/Udacity-Pima-Indians-Diabetes-Dataset

Data Visualization Project

Primary LanguageHTMLMIT LicenseMIT

Communicate Data Findings

by Chukwunonso Emmanuel Chukwumaeze


Pima Indians Diabetes Dataset

This dataset is originally from the National Institute of Diabetes and Digestive and Kidney Diseases, version was downloaded from Kaggle

The datasets consists of several medical predictor variables and one target variable, Outcome. Predictor variables includes the number of pregnancies the patient has had, their BMI, insulin level, age, and so on.

Several constraints were placed on the selection of these instances from a larger database. __In particular:

  • All Patients here are females
  • All Patients are at least 21 years old of Pima Indian heritage.__

I chose to work on all variables:

The dataset contains about 768 rows with 9 columns. For my analysis I would be working on all rows and columns which includes:

  • pregnancies : Number of times pregnant
  • glucose : Plasma glucose concentration in a 2 hour oral glucose tolerance test. (mg/dL) Read More about this test here
  • blood_pressure : Diastolic blood pressure (mmHg)
  • skin_thickness : Triceps skin fold thickness (mm)
  • insulin : 2-Hour serum insulin(mu U/ml)Read More about Insulin Tests here
  • bmi : Body Mass Index (weight in kg/(height in m)^2)
  • diabetes_pedigree_function : indicates the function which scores likelihood of diabetes based on family history.
  • age : everyone in this dataset is above 21 years old.
  • diabetes : whether individuals have diabetes or not, 0 - No, 1- Yes.

Summary of Findings


In the Exploration I found that the variables that showed significant difference with regards to the diabetic outcome included the Insulin, Glucose, BMI and Diastolic Blood Pressure. I also found out that the number of pregnancies didn't correlate with BMI or skin thickness and that there was a positive correlation between BMI and skin thickness.

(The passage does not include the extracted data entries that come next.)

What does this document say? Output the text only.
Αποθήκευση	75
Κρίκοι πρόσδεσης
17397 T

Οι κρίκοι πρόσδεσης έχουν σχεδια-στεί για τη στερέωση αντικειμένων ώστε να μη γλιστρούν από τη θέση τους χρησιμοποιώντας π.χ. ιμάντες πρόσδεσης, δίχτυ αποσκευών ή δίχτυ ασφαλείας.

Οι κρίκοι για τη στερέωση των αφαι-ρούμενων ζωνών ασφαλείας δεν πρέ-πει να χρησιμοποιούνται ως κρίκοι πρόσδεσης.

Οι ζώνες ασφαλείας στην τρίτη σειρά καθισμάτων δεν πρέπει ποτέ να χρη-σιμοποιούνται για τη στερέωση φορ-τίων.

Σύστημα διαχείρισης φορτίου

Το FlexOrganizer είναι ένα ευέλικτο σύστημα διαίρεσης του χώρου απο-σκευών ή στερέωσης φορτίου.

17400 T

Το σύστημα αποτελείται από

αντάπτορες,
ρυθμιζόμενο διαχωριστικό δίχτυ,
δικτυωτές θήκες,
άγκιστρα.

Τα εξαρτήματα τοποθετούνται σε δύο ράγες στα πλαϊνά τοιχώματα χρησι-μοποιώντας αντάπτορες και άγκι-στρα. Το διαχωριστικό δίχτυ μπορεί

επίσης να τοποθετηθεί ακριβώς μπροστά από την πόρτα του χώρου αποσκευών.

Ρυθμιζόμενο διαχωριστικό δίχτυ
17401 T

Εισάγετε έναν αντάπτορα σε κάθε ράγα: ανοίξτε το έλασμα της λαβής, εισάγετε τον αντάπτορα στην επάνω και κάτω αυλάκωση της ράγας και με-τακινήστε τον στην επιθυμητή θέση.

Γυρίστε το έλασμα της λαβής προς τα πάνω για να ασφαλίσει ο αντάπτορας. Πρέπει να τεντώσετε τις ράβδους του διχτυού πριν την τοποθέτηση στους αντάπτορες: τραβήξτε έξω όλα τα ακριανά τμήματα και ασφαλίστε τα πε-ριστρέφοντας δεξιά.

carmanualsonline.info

I had to engineer a new categorical column, grouping the BMI into health-significant categories according to the CDC guidelines

Upon further investigation I found out that there was no significant relationship between the Diabetes Pedigree Function and the diabetic status of the patients. I also discovered a unique age distribution among diabetic patients.

Key Insights for Presentation


For the presentation I focus on the variables which have the strongest correlation with the diabetes status of a patient.

I start by looking at the distribution of the diabetes status of the patients, then exploring the BMI distribution of patients across the diabetes status.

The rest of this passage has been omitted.